Cable & Wireless (www.cw.com) announced that it would offer to acquire all of the outstanding shares of Digital Island (www.digitalisland.com) in an all-cash transaction at a price of US$3.40 per share of Digital Island common stock. The transaction values Digital Island at approximately US$340 million, including approximately US$49 million of net debt. The boards of directors of both companies have unanimously approved the transaction.
Once the acquisition is completed, Digital Island will become a wholly owned subsidiary of Cable & Wireless, headquartered in San Francisco and led by the current Digital Island management team. The companies state that the transaction will be finalized on or around May 21, 2001.
Cable & Wireless, a British telecommunications company that foresees large growth in IP data, intends to combine its network with Digital Island's to become a global provider of end-to end IP-based solution. Cable & Wireless also states that its acquisition of DI will allow it to roll out more value-added services on its network.

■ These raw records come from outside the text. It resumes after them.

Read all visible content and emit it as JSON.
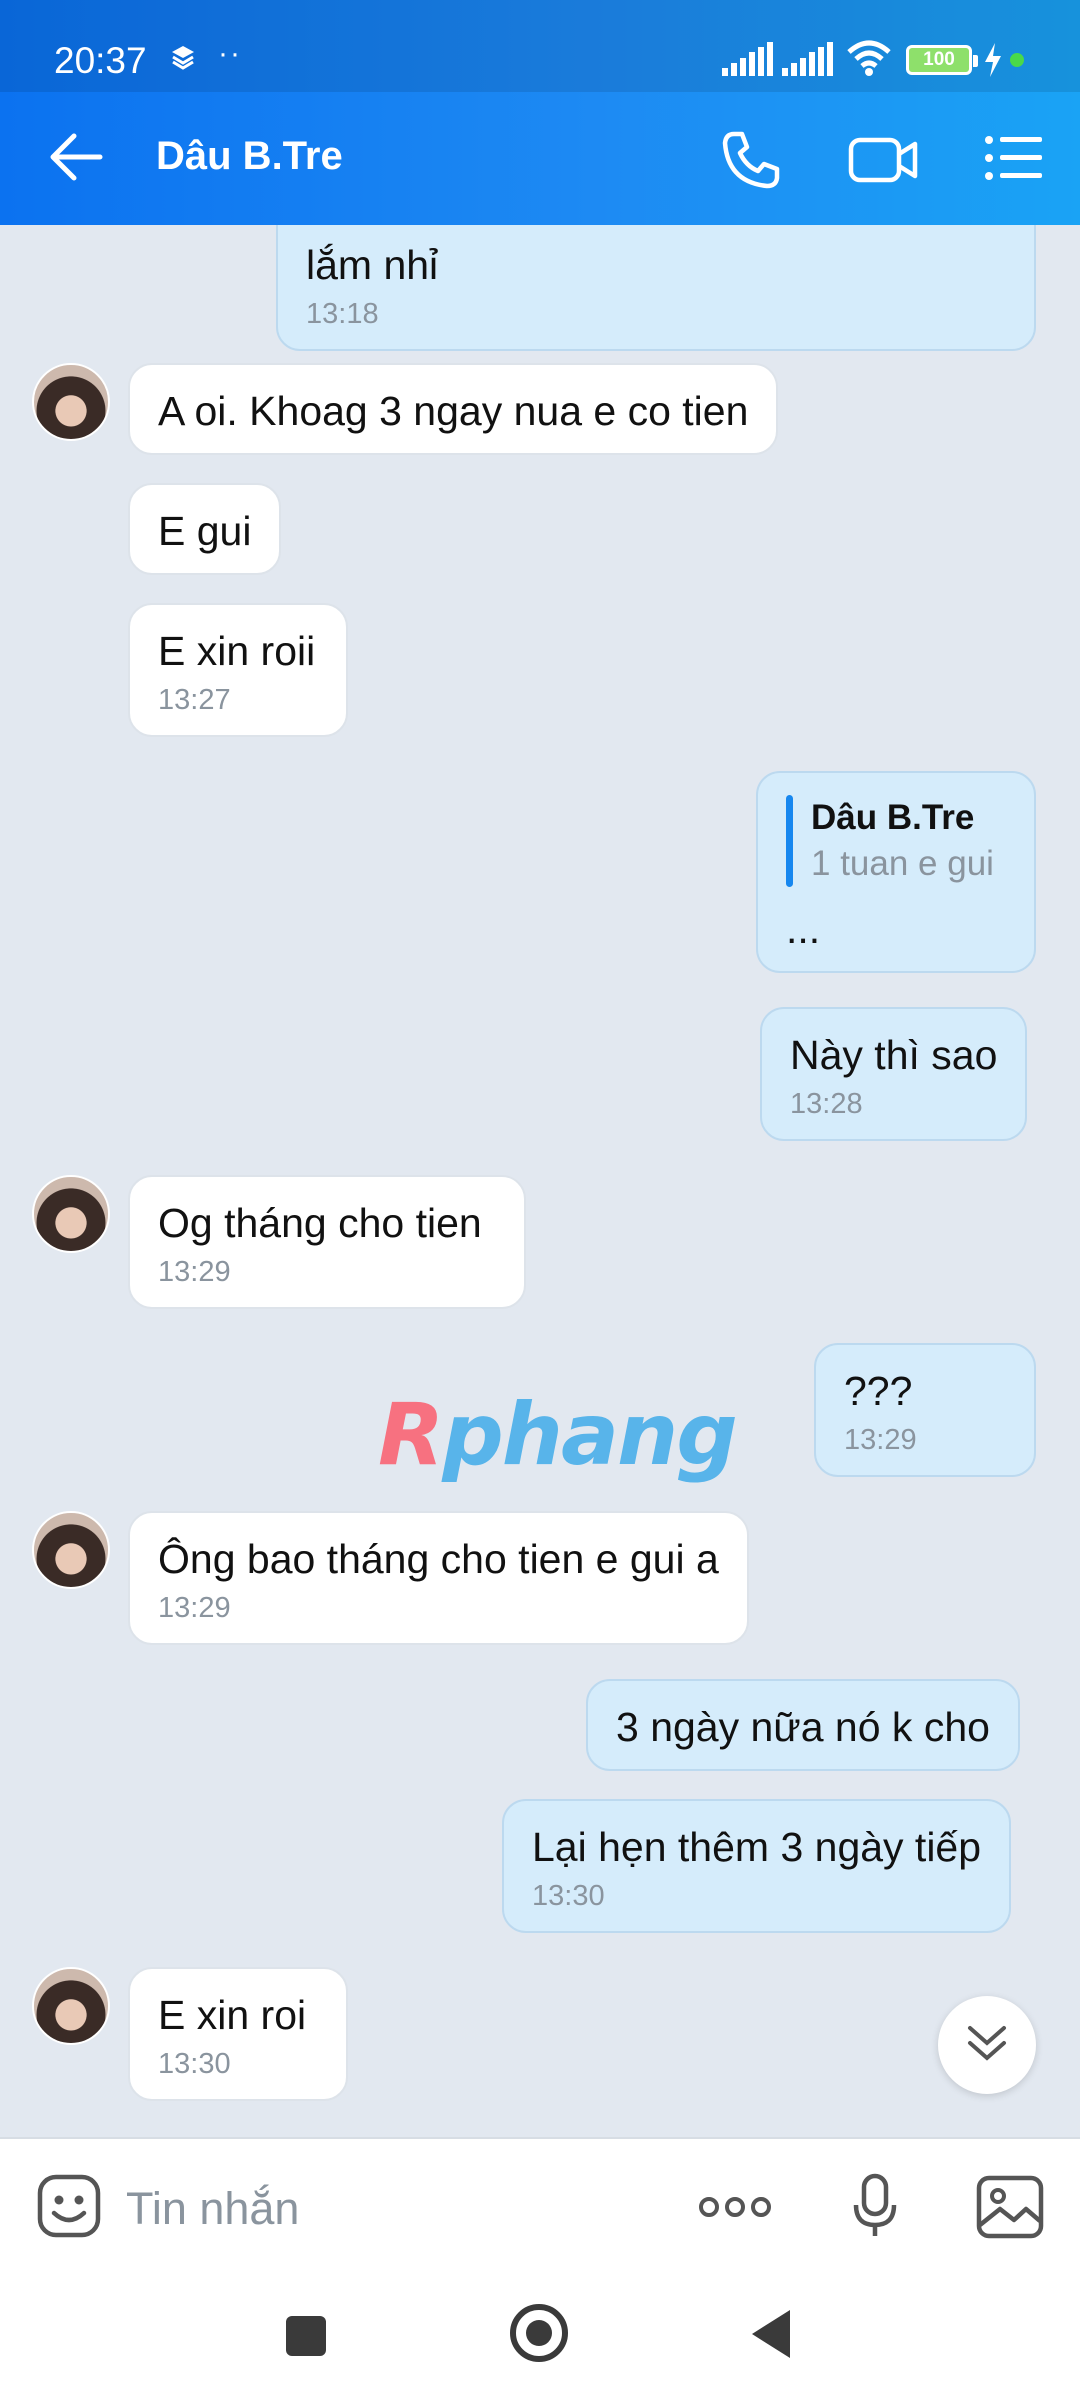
{
  "status_bar": {
    "time": "20:37",
    "dots": "··",
    "battery": "100"
  },
  "header": {
    "title": "Dâu B.Tre"
  },
  "messages": [
    {
      "dir": "out",
      "text": "lắm nhỉ",
      "time": "13:18"
    },
    {
      "dir": "in",
      "text": "A oi. Khoag 3 ngay nua e co tien",
      "time": ""
    },
    {
      "dir": "in",
      "text": "E gui",
      "time": ""
    },
    {
      "dir": "in",
      "text": "E xin roii",
      "time": "13:27"
    },
    {
      "dir": "out",
      "reply_name": "Dâu B.Tre",
      "reply_text": "1 tuan e gui",
      "text": "...",
      "time": ""
    },
    {
      "dir": "out",
      "text": "Này thì sao",
      "time": "13:28"
    },
    {
      "dir": "in",
      "text": "Og tháng cho tien",
      "time": "13:29"
    },
    {
      "dir": "out",
      "text": "???",
      "time": "13:29"
    },
    {
      "dir": "in",
      "text": "Ông bao tháng cho tien e gui a",
      "time": "13:29"
    },
    {
      "dir": "out",
      "text": "3 ngày nữa nó k cho",
      "time": ""
    },
    {
      "dir": "out",
      "text": "Lại hẹn thêm 3 ngày tiếp",
      "time": "13:30"
    },
    {
      "dir": "in",
      "text": "E xin roi",
      "time": "13:30"
    }
  ],
  "watermark": {
    "lead": "R",
    "rest": "phang"
  },
  "input": {
    "placeholder": "Tin nhắn"
  },
  "icons": {
    "back": "arrow-left-icon",
    "call": "phone-icon",
    "video": "video-camera-icon",
    "menu": "list-menu-icon",
    "emoji": "sticker-icon",
    "more": "more-dots-icon",
    "mic": "microphone-icon",
    "gallery": "image-icon",
    "scroll": "double-chevron-down-icon"
  },
  "colors": {
    "header": "#1d8af3",
    "bubble_out": "#d5ecfb",
    "bubble_in": "#ffffff",
    "background": "#e2e8f0"
  }
}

Graham Wallace, chief executive, Cable & Wireless, said, "The combined company will be able to offer a comprehensive range of IP/data transport, hosting, content delivery and other value added services to business customers in the United States, Europe and Japan. It is an excellent match with our investment criteria of value, strategic fit and strong management committed to developing the business."
Digital Island's stock price has been as low as $1.25/ share and as high as $57.37 in the past year, and is currently trading up 7% on the day at $3.37. Digital Island has been struggling recently with its earnings, forecasting a full-year EBITDA loss of $197 million to $203 million on revenues of between $140 million and $145 million in its second quarter release.
Cable & Wireless states that it expects its acquisition of DI to dilute its earnings in the near term but become accretive by the end of the third year. The transaction is also expected to create significant value over the medium term through improved revenue growth, EBITDA growth and improvement in EBITDA margins.